A note on medications like pentoxifylline and others
There is growing interest in medications and supplements that may support blood flow and healing in compromised bone. One example is pentoxifylline, a drug that can improve microcirculation and has been used, often with vitamin E, in certain bone‑healing and osteoradionecrosis protocols. Some clinicians, including myself in selected cases, consider similar strategies in MRONJ prevention and management for high‑risk patients or those with borderline healing.
These approaches are not magic bullets or a replacement for careful surgery and excellent home care, but they can be part of a comprehensive, individualized plan when appropriate and coordinated with your medical team.
How I treat MRONJ
If you develop MRONJ, I tailor your treatment to the stage and severity of your condition. My main goals are to control pain, control infection, and help your jaw heal while preserving as much healthy bone and function as possible.

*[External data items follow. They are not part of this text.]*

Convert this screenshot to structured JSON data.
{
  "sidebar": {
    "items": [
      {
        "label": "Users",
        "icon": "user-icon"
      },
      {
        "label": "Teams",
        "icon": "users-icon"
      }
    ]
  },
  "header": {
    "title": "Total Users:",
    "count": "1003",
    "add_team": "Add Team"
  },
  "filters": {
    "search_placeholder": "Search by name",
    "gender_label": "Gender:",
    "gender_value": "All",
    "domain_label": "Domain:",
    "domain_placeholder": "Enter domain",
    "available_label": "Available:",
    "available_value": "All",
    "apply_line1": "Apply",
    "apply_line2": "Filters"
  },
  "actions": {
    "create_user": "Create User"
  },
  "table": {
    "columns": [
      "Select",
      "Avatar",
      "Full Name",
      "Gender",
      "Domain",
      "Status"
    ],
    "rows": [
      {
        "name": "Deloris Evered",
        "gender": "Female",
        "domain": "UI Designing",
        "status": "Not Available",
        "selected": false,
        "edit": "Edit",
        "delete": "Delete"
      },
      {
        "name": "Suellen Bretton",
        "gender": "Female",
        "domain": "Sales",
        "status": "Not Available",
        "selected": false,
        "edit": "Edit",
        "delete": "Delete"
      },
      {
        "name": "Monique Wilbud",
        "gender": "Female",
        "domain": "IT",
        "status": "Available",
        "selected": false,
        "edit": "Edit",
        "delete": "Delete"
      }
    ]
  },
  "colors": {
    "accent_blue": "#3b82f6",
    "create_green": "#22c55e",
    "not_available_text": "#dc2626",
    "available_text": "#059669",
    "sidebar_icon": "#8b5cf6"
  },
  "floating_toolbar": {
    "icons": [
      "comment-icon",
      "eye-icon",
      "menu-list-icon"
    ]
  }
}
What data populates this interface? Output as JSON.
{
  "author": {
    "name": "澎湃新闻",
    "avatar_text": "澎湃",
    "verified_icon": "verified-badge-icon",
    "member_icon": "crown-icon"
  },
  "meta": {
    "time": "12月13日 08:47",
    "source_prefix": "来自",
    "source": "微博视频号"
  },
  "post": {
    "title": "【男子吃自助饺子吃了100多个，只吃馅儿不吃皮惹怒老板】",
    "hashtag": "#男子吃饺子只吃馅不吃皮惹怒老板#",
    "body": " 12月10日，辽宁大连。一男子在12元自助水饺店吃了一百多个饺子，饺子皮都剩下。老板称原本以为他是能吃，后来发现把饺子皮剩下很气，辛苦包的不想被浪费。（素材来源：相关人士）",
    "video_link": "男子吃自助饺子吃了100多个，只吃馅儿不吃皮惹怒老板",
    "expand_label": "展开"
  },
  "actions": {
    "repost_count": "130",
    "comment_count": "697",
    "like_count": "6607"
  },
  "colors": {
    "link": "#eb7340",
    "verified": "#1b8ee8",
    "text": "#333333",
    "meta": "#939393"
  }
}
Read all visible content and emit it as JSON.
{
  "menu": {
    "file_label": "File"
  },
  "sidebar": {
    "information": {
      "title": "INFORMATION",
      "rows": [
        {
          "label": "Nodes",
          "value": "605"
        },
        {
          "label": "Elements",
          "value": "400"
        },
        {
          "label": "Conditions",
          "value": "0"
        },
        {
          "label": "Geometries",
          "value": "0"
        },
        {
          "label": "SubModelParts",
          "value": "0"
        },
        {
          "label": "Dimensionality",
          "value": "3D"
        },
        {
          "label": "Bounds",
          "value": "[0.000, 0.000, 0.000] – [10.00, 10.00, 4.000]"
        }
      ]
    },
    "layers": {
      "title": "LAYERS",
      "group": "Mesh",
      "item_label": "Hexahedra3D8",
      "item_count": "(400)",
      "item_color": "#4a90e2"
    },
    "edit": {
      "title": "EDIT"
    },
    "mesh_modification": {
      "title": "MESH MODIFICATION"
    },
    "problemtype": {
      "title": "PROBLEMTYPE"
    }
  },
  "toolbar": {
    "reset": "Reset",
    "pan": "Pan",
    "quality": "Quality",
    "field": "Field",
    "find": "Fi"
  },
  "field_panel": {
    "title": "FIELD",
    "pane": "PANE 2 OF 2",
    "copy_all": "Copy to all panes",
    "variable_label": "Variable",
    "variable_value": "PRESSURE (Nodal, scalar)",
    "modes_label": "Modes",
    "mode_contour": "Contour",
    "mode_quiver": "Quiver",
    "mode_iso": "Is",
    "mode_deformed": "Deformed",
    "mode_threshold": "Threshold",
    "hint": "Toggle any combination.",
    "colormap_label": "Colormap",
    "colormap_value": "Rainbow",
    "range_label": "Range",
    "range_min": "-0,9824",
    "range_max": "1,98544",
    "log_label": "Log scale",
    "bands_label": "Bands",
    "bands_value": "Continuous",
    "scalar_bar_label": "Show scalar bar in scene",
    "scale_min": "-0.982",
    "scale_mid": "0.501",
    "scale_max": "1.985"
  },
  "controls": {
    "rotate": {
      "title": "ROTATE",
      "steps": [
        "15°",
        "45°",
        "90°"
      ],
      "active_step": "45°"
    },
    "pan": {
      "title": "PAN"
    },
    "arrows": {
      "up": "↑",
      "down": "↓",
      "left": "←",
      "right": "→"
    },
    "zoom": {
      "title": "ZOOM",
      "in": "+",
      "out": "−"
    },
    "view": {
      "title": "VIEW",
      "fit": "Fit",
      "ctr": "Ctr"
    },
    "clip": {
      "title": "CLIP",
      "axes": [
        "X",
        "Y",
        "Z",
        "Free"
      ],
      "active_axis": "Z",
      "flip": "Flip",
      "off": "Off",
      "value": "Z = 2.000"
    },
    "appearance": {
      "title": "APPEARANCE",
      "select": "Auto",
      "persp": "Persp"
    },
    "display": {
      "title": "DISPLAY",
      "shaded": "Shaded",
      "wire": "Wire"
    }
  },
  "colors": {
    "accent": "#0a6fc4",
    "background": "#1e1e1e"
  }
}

Treatment in my practice commonly includes:
- Careful monitoring
In very mild cases with minimal symptoms, I may simply monitor the area, keep it clean, and work with you to reduce local trauma. - Oral hygiene and antibacterial rinses
I often prescribe chlorhexidine or other rinses to reduce bacteria on the exposed bone. - Medications
- Pain control with appropriate analgesics
- Antibiotics when there is active infection or cellulitis
- In selected situations, medications such as pentoxifylline and vitamin E or other agents aimed at improving blood flow and bone metabolism, as part of a broader medical plan coordinated with your physicians
- Minimally invasive debridement
When needed, I gently smooth or remove sharp, necrotic bone edges that are irritating the soft tissue, using the most conservative approach that will keep you comfortable. - More extensive surgery (for advanced cases)
If your MRONJ is more severe or does not respond to conservative treatment, I involve another surgeon. In those cases, more extensive removal of necrotic bone and flap procedures may be necessary, and we coordinate closely with your medical team.
I do not change or stop your systemic medications without involving your prescribing physician, because those drugs are often controlling serious bone or cancer‑related diseases. Any adjustment is a team decision.
What I want my patients to do
If you are taking (or will be taking) medications for osteoporosis, bone metastases, or similar conditions, here is what I recommend:
- Tell me exactly which medication, dose, and how long you have been on it.
- Keep up with regular dental check‑ups and cleanings in my office.
- Let me know right away if you notice any non‑healing sores, exposed bone, persistent jaw pain, or swelling.
- Do not stop or change your bone or cancer medications on your own; any changes must be coordinated with your physician.
With proper planning, good home care, and close communication between my office and your medical team, we can keep your risk of MRONJ very low and catch problems early if they ever arise.